Agnostics get no yuletime love: Who can enjoy the holiday season?
It’s tough being an agnostic during the holidays. I still have to buy or make presents for everybody on a graduate student’s budget while taking exams; I still have to be annoyed by Christmas music starting Nov. 1; and yet, I also have to deal with people telling me that, as a non-believer, I shouldn’t celebrate Christmas.
What the hell? (Oh — sorry — can I say “hell” if I don’t believe in it, either?) Nobody would bar me from a Sunday service if I admitted my agnosticism — in fact, they’d probably be thrilled to get the chance to convert me. Does my celebration of Christmas destroy the holiday for Christians just like gay people getting hitched destroys marriage for straight people?
Or, does my secular celebration of Christmas contribute to the overall commercialization of Christmas that so disturbs people like Bill O’Reilly? To me, Christmas is about cookies, family, decorating trees, and giving presents. Yes, I spend some money for Christmas presents, but mostly for raw materials — I make my presents every year, and I love doing it. I love decorating cookies, taking the decorations out of the attic, watching the Muppet version of A Christmas Carol, and caroling with my friends. Am I destroying Christmas?
If you believe so, fundamentalists, then are you doing your part to preserve it by refraining from giving or receiving any presents this year? Or is it not the commercialism, but just my dirty, dirty heathen vibes? Ooo. You’re going to catch agnosticism just by reading this.
Then there’s the fact that our Lord and Savior wasn’t even born on Christmas — some think September or October may be a more accurate date.
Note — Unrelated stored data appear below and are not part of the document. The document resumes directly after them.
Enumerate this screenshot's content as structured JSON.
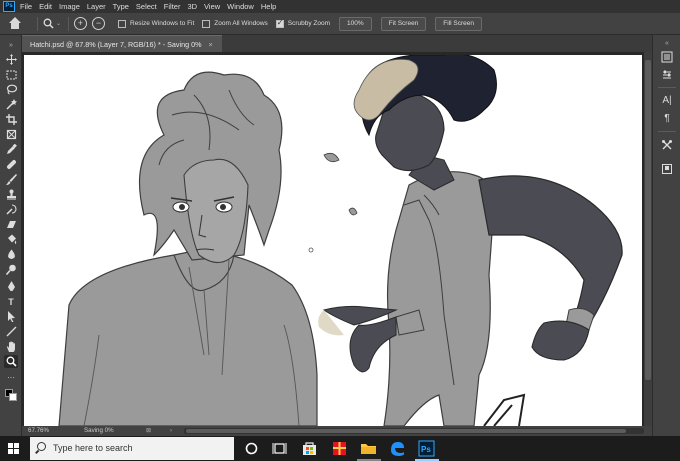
{
  "app": {
    "logo_text": "Ps",
    "menu": [
      "File",
      "Edit",
      "Image",
      "Layer",
      "Type",
      "Select",
      "Filter",
      "3D",
      "View",
      "Window",
      "Help"
    ]
  },
  "options_bar": {
    "resize_windows_label": "Resize Windows to Fit",
    "resize_windows_checked": false,
    "zoom_all_label": "Zoom All Windows",
    "zoom_all_checked": false,
    "scrubby_zoom_label": "Scrubby Zoom",
    "scrubby_zoom_checked": true,
    "btn_100": "100%",
    "btn_fit": "Fit Screen",
    "btn_fill": "Fill Screen"
  },
  "document": {
    "tab_title": "Hatchi.psd @ 67.8% (Layer 7, RGB/16) * - Saving 0%",
    "close_glyph": "×"
  },
  "status": {
    "zoom": "67.76%",
    "saving": "Saving 0%"
  },
  "taskbar": {
    "search_placeholder": "Type here to search",
    "pinned": [
      "task-view",
      "file-explorer",
      "microsoft-store",
      "gift-app",
      "folder",
      "edge",
      "photoshop"
    ]
  },
  "colors": {
    "ps_blue": "#31a8ff",
    "panel": "#424242",
    "menubar": "#323232",
    "taskbar": "#1c1c1c"
  }
}
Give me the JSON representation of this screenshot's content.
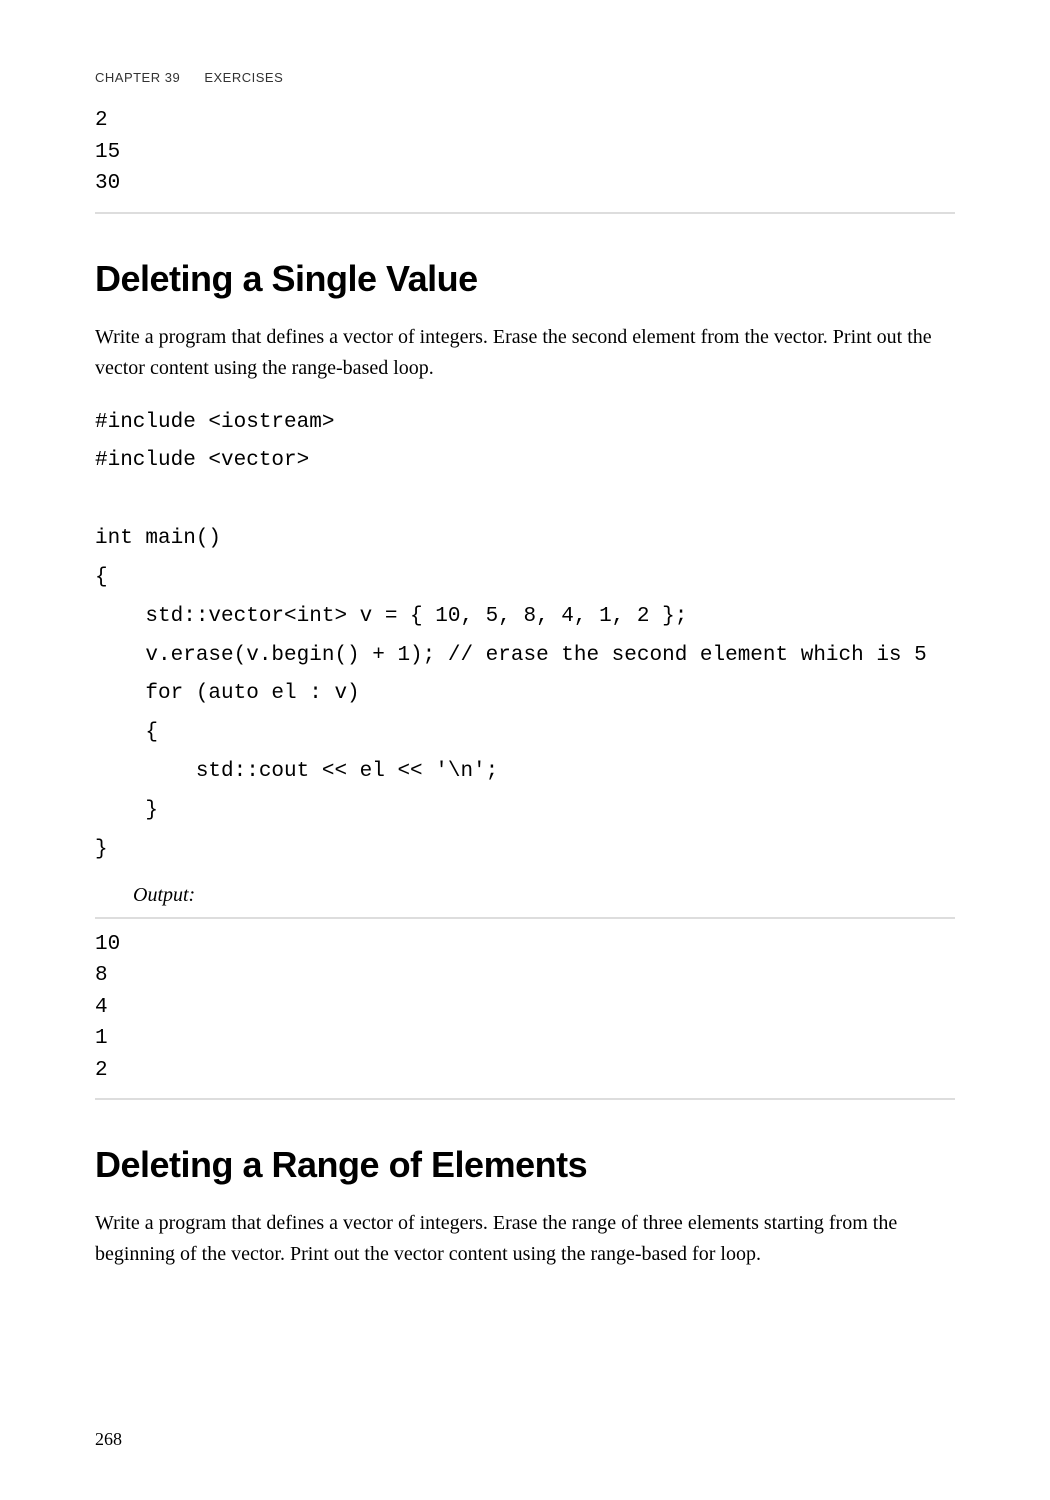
{
  "header": {
    "chapter": "CHAPTER 39",
    "title": "EXERCISES"
  },
  "output1": {
    "lines": [
      "2",
      "15",
      "30"
    ]
  },
  "sections": [
    {
      "heading": "Deleting a Single Value",
      "paragraph": "Write a program that defines a vector of integers. Erase the second element from the vector. Print out the vector content using the range-based loop.",
      "code": "#include <iostream>\n#include <vector>\n\nint main()\n{\n    std::vector<int> v = { 10, 5, 8, 4, 1, 2 };\n    v.erase(v.begin() + 1); // erase the second element which is 5\n    for (auto el : v)\n    {\n        std::cout << el << '\\n';\n    }\n}",
      "output_label": "Output:",
      "output_lines": [
        "10",
        "8",
        "4",
        "1",
        "2"
      ]
    },
    {
      "heading": "Deleting a Range of Elements",
      "paragraph": "Write a program that defines a vector of integers. Erase the range of three elements starting from the beginning of the vector. Print out the vector content using the range-based for loop."
    }
  ],
  "page_number": "268"
}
It’s celebrated on Dec. 25 because that date is close to the winter solstice and other pagan winter festivals. The word “yule,” as in log, comes from the Anglo-Saxon word “geol” for a solstice festival. What better way to get pagans to celebrate your holiday by combining it with their traditions? Who’s not to say that I’m actually celebrating Agnostic Children Get Presents (And Eat Cookies) Day, which falls on Dec. 25, so everyone can celebrate in harmony? The Christmas tree is pagan, too, did you know? You heathens.
By the way, nobody has ever told me that I shouldn’t celebrate Hanukkah, so I’ll let the Jews off the hook this time, but if anybody would like to e-mail me and tell me that I can’t light my menorah and make my grandma’s latke recipe because I haven’t been to a synagogue since my cousin’s bar mitzvah, then I’d be happy to yell at you, too.
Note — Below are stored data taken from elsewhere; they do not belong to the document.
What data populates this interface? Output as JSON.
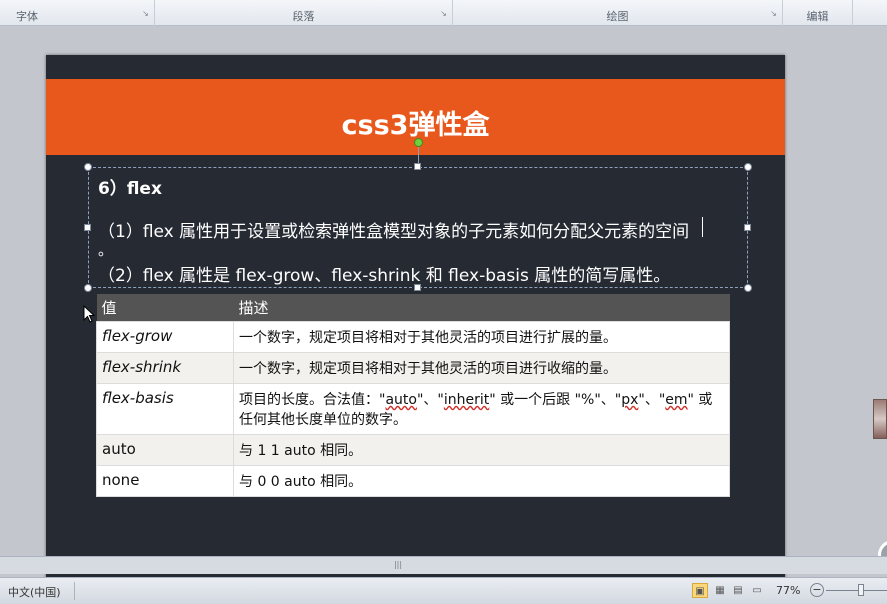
{
  "ribbon": {
    "groups": [
      {
        "label": "字体"
      },
      {
        "label": "段落"
      },
      {
        "label": "绘图"
      },
      {
        "label": "编辑"
      }
    ]
  },
  "slide": {
    "title": "css3弹性盒",
    "heading": "6）flex",
    "line1": "（1）flex 属性用于设置或检索弹性盒模型对象的子元素如何分配父元素的空间",
    "line1_dot": "。",
    "line2": "（2）flex 属性是 flex-grow、flex-shrink 和 flex-basis 属性的简写属性。",
    "table": {
      "headers": [
        "值",
        "描述"
      ],
      "rows": [
        {
          "value": "flex-grow",
          "desc": "一个数字，规定项目将相对于其他灵活的项目进行扩展的量。"
        },
        {
          "value": "flex-shrink",
          "desc": "一个数字，规定项目将相对于其他灵活的项目进行收缩的量。"
        },
        {
          "value": "flex-basis",
          "desc_a": "项目的长度。合法值：\"",
          "desc_auto": "auto",
          "desc_b": "\"、\"",
          "desc_inherit": "inherit",
          "desc_c": "\" 或一个后跟 \"%\"、\"",
          "desc_px": "px",
          "desc_d": "\"、\"",
          "desc_em": "em",
          "desc_e": "\" 或任何其他长度单位的数字。"
        },
        {
          "value": "auto",
          "desc": "与 1 1 auto 相同。"
        },
        {
          "value": "none",
          "desc": "与 0 0 auto 相同。"
        }
      ]
    }
  },
  "status": {
    "language": "中文(中国)",
    "zoom": "77%"
  },
  "colors": {
    "title_bar": "#e8571c",
    "slide_bg": "#262a33",
    "table_header": "#545454"
  },
  "icons": {
    "normal_view": "normal-view-icon",
    "slide_sorter": "slide-sorter-icon",
    "reading_view": "reading-view-icon",
    "slideshow": "slideshow-icon"
  }
}
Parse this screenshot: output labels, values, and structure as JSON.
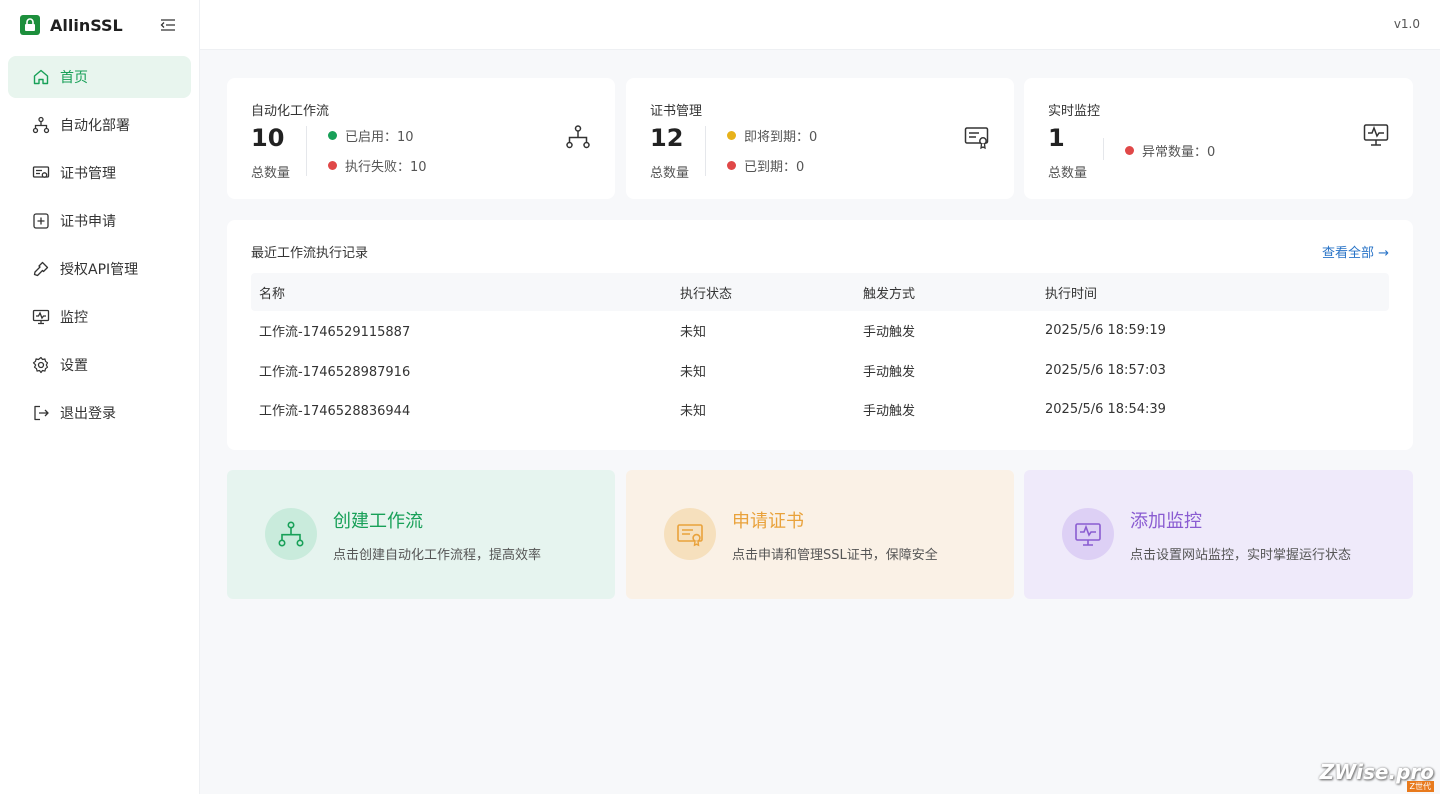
{
  "brand": {
    "name": "AllinSSL",
    "version": "v1.0"
  },
  "sidebar": {
    "items": [
      {
        "label": "首页",
        "icon": "home-icon",
        "active": true
      },
      {
        "label": "自动化部署",
        "icon": "workflow-icon"
      },
      {
        "label": "证书管理",
        "icon": "certificate-icon"
      },
      {
        "label": "证书申请",
        "icon": "plus-square-icon"
      },
      {
        "label": "授权API管理",
        "icon": "key-icon"
      },
      {
        "label": "监控",
        "icon": "monitor-icon"
      },
      {
        "label": "设置",
        "icon": "gear-icon"
      },
      {
        "label": "退出登录",
        "icon": "logout-icon"
      }
    ]
  },
  "stats": {
    "workflow": {
      "title": "自动化工作流",
      "total": "10",
      "total_label": "总数量",
      "enabled_label": "已启用：10",
      "failed_label": "执行失败：10"
    },
    "certs": {
      "title": "证书管理",
      "total": "12",
      "total_label": "总数量",
      "expiring_label": "即将到期：0",
      "expired_label": "已到期：0"
    },
    "monitor": {
      "title": "实时监控",
      "total": "1",
      "total_label": "总数量",
      "abnormal_label": "异常数量：0"
    }
  },
  "records": {
    "title": "最近工作流执行记录",
    "view_all": "查看全部 →",
    "columns": [
      "名称",
      "执行状态",
      "触发方式",
      "执行时间"
    ],
    "rows": [
      {
        "name": "工作流-1746529115887",
        "status": "未知",
        "trigger": "手动触发",
        "time": "2025/5/6 18:59:19"
      },
      {
        "name": "工作流-1746528987916",
        "status": "未知",
        "trigger": "手动触发",
        "time": "2025/5/6 18:57:03"
      },
      {
        "name": "工作流-1746528836944",
        "status": "未知",
        "trigger": "手动触发",
        "time": "2025/5/6 18:54:39"
      }
    ]
  },
  "actions": [
    {
      "title": "创建工作流",
      "desc": "点击创建自动化工作流程，提高效率",
      "color": "#18a058",
      "bg": "#e6f4ef",
      "circle": "#c9ebdc"
    },
    {
      "title": "申请证书",
      "desc": "点击申请和管理SSL证书，保障安全",
      "color": "#e9a23b",
      "bg": "#faf1e6",
      "circle": "#f6e0bd"
    },
    {
      "title": "添加监控",
      "desc": "点击设置网站监控，实时掌握运行状态",
      "color": "#8a5cd1",
      "bg": "#efeafa",
      "circle": "#ddd0f5"
    }
  ],
  "colors": {
    "green": "#18a058",
    "red": "#e04848",
    "yellow": "#e7b21b",
    "link": "#2a74c7"
  },
  "watermark": {
    "text": "ZWise.pro",
    "tag": "Z世代"
  }
}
The last thing I want is a boring, surgical separation of church and state so that we have to go to school during Christmas, we can’t put up lights or play Christmas music (it’s annoying but I love it anyway), and coworkers are fired for saying “Merry Christmas” or “Happy Hanukkah” and not “Happy Holidays.” I think everybody should get the whole month of December off from school, and half of January for good measure, to cover all holidays, and everybody should eat, drink, sing, give presents, and be happy. I do think that commercialism gets really out of hand at Christmas, and that it’s great to choose hand-made presents or charity donations instead of expensive presents that will lie on shelves unopened, though I don’t think there’s anything wrong with giving presents in general.
I don’t have patience, either, for people who get offended by someone’s cheerful “Merry Christmas,” Christmas decorations funded by taxpayers, Christmas craft activities in school, or the fact that the menorah on the White House lawn is slightly smaller than the Christmas tree. Get over yourselves already!
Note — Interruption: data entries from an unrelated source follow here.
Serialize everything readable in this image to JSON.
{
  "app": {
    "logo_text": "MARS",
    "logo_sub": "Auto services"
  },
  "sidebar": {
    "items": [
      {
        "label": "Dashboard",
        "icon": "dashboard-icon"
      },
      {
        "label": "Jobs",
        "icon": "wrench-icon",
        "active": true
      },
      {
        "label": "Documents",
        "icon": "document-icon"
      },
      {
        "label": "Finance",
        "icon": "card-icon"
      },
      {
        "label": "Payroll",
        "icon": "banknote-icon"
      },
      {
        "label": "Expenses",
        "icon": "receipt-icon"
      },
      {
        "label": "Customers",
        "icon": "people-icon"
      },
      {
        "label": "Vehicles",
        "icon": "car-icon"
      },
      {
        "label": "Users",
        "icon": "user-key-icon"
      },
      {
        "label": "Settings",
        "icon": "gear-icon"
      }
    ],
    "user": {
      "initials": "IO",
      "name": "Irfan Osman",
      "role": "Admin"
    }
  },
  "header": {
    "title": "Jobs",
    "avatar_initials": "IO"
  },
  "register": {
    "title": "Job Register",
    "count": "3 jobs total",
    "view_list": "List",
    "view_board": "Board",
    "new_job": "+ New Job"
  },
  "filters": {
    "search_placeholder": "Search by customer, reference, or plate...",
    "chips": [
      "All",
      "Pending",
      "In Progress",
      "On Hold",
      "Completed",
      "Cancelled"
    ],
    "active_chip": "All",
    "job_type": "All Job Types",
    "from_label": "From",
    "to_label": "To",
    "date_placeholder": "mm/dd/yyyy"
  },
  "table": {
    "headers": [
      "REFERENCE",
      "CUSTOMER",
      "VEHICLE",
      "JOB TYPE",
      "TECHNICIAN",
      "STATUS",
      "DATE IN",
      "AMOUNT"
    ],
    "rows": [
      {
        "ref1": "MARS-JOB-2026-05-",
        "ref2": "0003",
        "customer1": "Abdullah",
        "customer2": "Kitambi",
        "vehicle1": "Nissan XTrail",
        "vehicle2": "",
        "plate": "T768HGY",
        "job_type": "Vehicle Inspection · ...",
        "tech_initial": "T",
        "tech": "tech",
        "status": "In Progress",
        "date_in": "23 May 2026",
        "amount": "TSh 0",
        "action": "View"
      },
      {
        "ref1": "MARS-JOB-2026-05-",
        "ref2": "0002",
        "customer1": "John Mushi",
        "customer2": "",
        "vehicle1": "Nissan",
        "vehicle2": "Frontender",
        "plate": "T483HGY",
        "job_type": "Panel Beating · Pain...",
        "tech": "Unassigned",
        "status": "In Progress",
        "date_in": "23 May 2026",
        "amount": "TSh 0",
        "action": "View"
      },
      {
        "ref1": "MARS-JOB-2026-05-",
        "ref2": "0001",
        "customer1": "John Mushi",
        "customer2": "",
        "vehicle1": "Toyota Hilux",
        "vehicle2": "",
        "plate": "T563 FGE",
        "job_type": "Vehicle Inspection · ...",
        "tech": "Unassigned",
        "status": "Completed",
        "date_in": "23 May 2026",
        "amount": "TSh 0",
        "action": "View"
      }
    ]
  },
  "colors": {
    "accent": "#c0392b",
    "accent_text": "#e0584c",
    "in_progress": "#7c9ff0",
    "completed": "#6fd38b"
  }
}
So this holiday season, I ask my fundamentalist friends on both sides of the spectrum to lighten up. If an atheist comes into your home on Christmas day and sets your tree on fire, or if the government decrees that Christmas can legally only be celebrated at Macy’s and not at church, then you can shriek that Christmas has been destroyed. And my fellow non-Christians, if it’s decreed that you’re not entitled to either celebrate or take school or work off, then you can cry out to the skies that your holiday has been destroyed. Until then, shut your pie-holes!
As for the rest of you who think it’s okay for me to celebrate Christmas, happy Chris-Hanu-Kwan to you! I hope you have a really great holiday season, full of the crunch of candy canes stolen off the tree, sparkle lights, little crisp bits of potato that fall off the latke, a crackling fire flashing green and blue from wrapping paper, Jimmy Stewart, dancing the horah on the living room carpet, and playing hide-and-seek with little cousins — or whatever your favorite holiday traditions are.